What is the correct way to update a class variable once the model has been wrapped around a DistributedDataParallel?

In the case below, if we take a snapshot of self.k for each model in each gpu, at the same time, we can get different results.

Any idea why that happens and how to solve that?

I guess loss would be different across all the models?

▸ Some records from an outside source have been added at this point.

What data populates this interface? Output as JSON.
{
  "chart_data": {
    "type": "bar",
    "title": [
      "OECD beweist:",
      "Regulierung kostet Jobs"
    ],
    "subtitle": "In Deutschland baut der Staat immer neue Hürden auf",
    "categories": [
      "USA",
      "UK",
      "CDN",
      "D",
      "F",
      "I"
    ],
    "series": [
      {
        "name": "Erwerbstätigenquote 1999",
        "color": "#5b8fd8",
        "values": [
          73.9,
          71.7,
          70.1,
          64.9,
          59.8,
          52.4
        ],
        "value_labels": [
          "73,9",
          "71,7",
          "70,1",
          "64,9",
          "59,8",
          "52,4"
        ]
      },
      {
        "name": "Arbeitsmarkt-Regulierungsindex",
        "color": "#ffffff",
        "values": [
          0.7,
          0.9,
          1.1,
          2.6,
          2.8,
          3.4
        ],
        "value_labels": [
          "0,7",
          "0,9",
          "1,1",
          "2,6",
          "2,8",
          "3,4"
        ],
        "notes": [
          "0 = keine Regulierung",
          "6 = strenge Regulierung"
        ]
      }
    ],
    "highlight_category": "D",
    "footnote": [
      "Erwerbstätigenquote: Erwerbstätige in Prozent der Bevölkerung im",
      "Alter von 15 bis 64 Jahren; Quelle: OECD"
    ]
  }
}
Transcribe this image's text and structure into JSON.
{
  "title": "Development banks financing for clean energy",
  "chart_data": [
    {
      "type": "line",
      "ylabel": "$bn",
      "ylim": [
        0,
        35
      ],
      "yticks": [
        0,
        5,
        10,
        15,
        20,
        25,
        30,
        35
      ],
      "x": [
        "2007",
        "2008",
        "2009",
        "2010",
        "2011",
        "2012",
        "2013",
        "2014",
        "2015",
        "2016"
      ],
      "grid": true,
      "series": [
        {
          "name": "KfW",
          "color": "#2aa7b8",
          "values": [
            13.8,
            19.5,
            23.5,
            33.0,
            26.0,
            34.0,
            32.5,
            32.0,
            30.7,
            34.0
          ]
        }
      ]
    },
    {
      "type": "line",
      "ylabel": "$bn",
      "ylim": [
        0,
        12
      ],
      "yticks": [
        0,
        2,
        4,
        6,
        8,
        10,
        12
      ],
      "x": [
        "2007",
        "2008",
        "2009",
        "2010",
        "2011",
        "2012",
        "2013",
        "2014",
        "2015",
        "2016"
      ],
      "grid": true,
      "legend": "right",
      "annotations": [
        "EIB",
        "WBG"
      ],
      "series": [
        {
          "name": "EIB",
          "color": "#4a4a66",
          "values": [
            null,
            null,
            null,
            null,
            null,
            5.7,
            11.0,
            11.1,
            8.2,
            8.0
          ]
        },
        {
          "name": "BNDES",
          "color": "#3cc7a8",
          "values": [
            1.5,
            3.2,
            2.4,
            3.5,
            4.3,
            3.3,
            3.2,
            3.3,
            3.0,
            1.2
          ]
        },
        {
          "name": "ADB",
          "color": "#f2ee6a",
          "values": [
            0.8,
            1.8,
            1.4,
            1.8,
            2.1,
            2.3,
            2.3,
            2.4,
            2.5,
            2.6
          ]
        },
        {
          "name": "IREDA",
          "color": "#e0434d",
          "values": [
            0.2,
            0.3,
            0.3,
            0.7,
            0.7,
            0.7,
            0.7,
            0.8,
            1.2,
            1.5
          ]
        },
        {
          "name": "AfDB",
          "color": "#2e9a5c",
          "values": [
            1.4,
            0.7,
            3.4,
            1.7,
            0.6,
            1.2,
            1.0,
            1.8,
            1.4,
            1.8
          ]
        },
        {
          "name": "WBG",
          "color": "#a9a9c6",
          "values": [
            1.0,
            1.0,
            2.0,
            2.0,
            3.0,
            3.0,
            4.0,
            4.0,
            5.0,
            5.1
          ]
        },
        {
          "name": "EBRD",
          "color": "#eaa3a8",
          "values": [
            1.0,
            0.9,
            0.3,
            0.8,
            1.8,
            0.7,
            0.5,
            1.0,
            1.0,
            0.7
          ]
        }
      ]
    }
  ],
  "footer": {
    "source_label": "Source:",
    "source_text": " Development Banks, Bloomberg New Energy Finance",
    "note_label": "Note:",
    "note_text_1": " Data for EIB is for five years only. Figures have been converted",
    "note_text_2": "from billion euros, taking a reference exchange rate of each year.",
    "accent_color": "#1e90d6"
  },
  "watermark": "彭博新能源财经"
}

class Model(torch.nn.Module):
    def __init__(self):
        self.fc = torch.nn.Linear(128, 128)
        self.register_buffer("k", 0)
        self.callback = lambda x: x + 1

    def forward(self, x):
        return self.fc(x)

    def training_step(self, x, y):
        y_hat = self(x)
        loss = torch.nn.functional.binary_cross_entropy(y_hat, y)
        if loss > 1.:
            self.callback(loss, self.k)
1 Like

Hey @epignatelli

When did you take the snapshot of self.k? DDP will broadcast all buffers from rank 0 process to other processes right before calling Mode.forward. See the code below. So given the above code, the buffer should be consistent across all processes before the self.callback is launched.

1 Like

BTW, could you please add a “distributed” tag to distributed-training related questions? So that people working on it can get back to you promptly. Thanks!